Sachons également raison garder et ne pas succomber à la propagande de guerre qui fait par exemple tourner en boucle l’image d’une façade ravagée non par un tir de missile qui l’aurait visé mais par la chute d’un appareil abattu. Les forces russes ne font d’ailleurs pas l’erreur coûteuse en vies humaines, de vouloir prendre les villes – erreur fatale commise naguère à Stalingrad par l’armée allemande – se contentant de les encercler puis de les contourner afin de poursuivre leur avance. Certes il ne s’agit pas d’une guerre à zéro mort, mais de toute évidence, il existe une volonté de limiter la casse…
L’Ukraine, la Petite Russie, berceau historique de la Grande n’est pas la Tchétchénie et il ne s’agit pas d’aller « butter jusque dans les chiottes » les takfiristes d’Al-Qaïda ainsi que l’avait naguère annoncé élégamment Vladimir Poutine. Même si des djihadistes, qui veulent venger leur défaite en Syrie, s’organisent actuellement pour affluer en Ukraine. Ce qui peut alors effectivement faire craindre, avec une internationalisation de la résistance ukrainienne, à une prolongation indéfinie de l’opération russe sur le modèle de la guerre civile espagnole en1936. Le recours à la force brutale est bien entendu en soi éminemment condamnable. Mais que dire de ceux qui ici soufflent sur les braises, s’ameutent pour envoyer des armes. Mme Parly, ministre français de la défense, nous apprend que des envois seraient déjà parvenus à destination [BFM3mars22]… Ce qui de facto fait de nous de quasi cobelligérant. Pour ce qui est des responsabilités, la France de M. Hollande et l’Allemagne de la chancelière Merkel ont parrainé les accords de Minsk II. Or quels efforts ont consenti ces deux puissances pour faire aboutir ce processus de normalisation et de retour à la paix civile ? Rien. Les accords sont restés lettre morte. Aussi avec Montesquieu peut-être serait-il loisible de dire aujourd’hui que « les vrais responsables des guerres ne sont pas ceux qui les déclenchent, mais ceux qui les ont rendues inévitables… »

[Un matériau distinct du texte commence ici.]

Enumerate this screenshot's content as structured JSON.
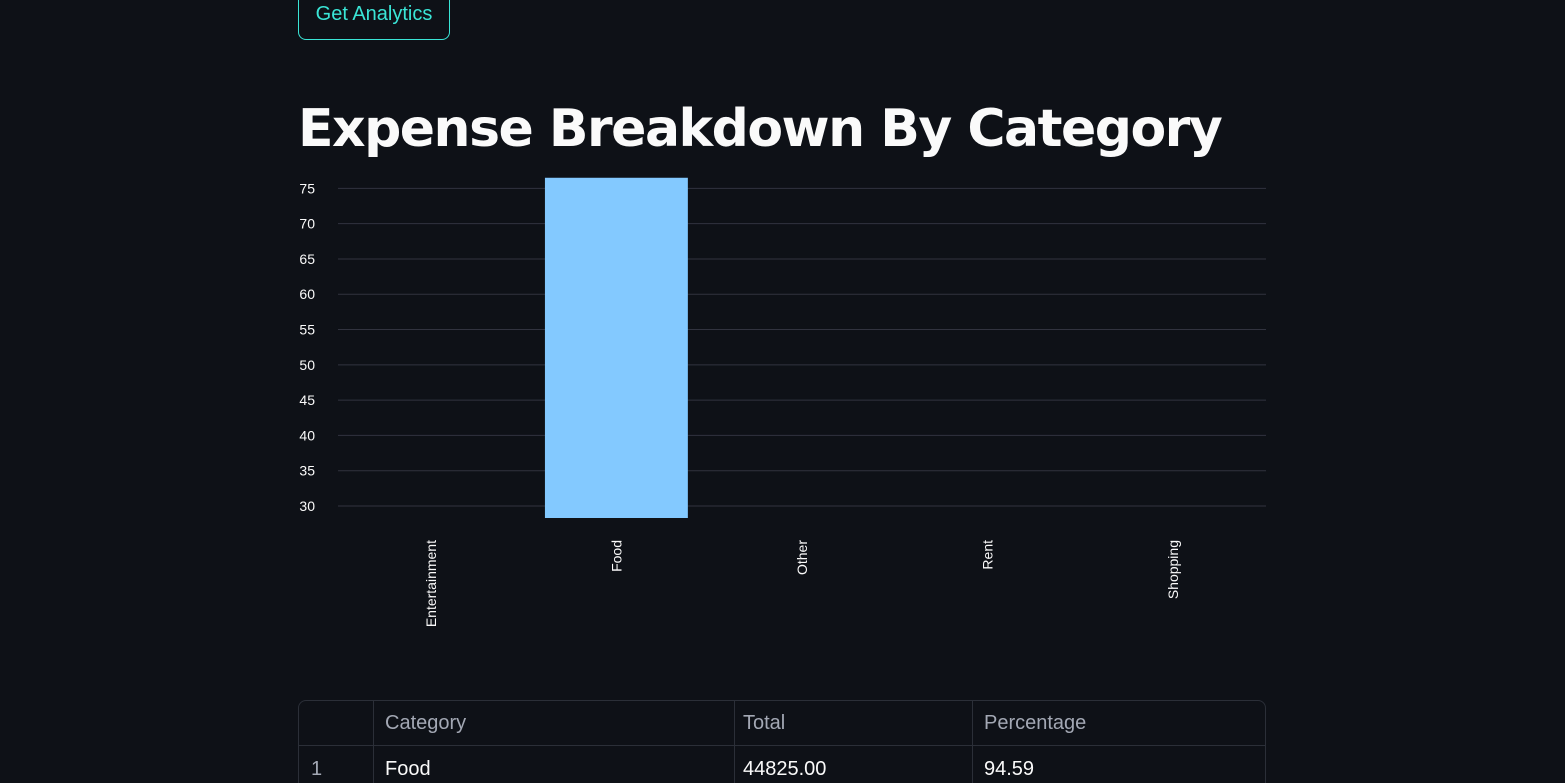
{
  "button": {
    "label": "Get Analytics"
  },
  "page_title": "Expense Breakdown By Category",
  "chart_data": {
    "type": "bar",
    "categories": [
      "Entertainment",
      "Food",
      "Other",
      "Rent",
      "Shopping"
    ],
    "values": [
      null,
      76.5,
      null,
      null,
      null
    ],
    "title": "",
    "xlabel": "",
    "ylabel": "",
    "ylim": [
      28.3,
      77.6
    ],
    "yticks": [
      30,
      35,
      40,
      45,
      50,
      55,
      60,
      65,
      70,
      75
    ],
    "grid": true,
    "bar_color": "#83c9ff",
    "grid_color": "#31333f"
  },
  "table": {
    "columns": [
      "",
      "Category",
      "Total",
      "Percentage"
    ],
    "rows": [
      [
        "1",
        "Food",
        "44825.00",
        "94.59"
      ]
    ]
  },
  "colors": {
    "background": "#0e1117",
    "accent": "#3ae5d6"
  }
}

Et puis sommes-nous en guerre contre la Fédération de Russie ? Non bien sûr. M. Macron a tenu le 2mars – après avoir asséné quelques mensonges bien sentis – à le rappeler. Il était temps. Sommes-nous en effet tenus par des traités qui, comme en 1914 (Paris entre en guerre lorsque de l’empire tsariste mobilise) ou comme en 1939, quand nous déclarons la guerre au Reich à la suite de Londres après l’invasion germano-russe de la Pologne ? Pologne que nous laisserons au bout du compte tomber en 1945 dans le carnier de l’ogre soviétique ? Toutefois les sanctions sont belles et bien des actes de guerre (même si économique), c’est-à-dire des actes foncièrement hostiles.
Une question finale se pose ici… De quel droit – car nos dirigeants parlent essentiellement de valeurs, c’est-à-dire de morale, un domaine plutôt éloigné de la realpolitik qui devrait être ici de rigueur – nous ingérons-nous dans un conflit (aussi condamnable soit-il), mais qui ne nous concerne, ni ne nous implique au premier chef… Sauf à ce qu’embringués dans l’irrésistible expansion de l’Otan vers l’Est nous ne soyons plus dans de telles circonstances, en mesure de nous déterminer (positionner) rationnellement.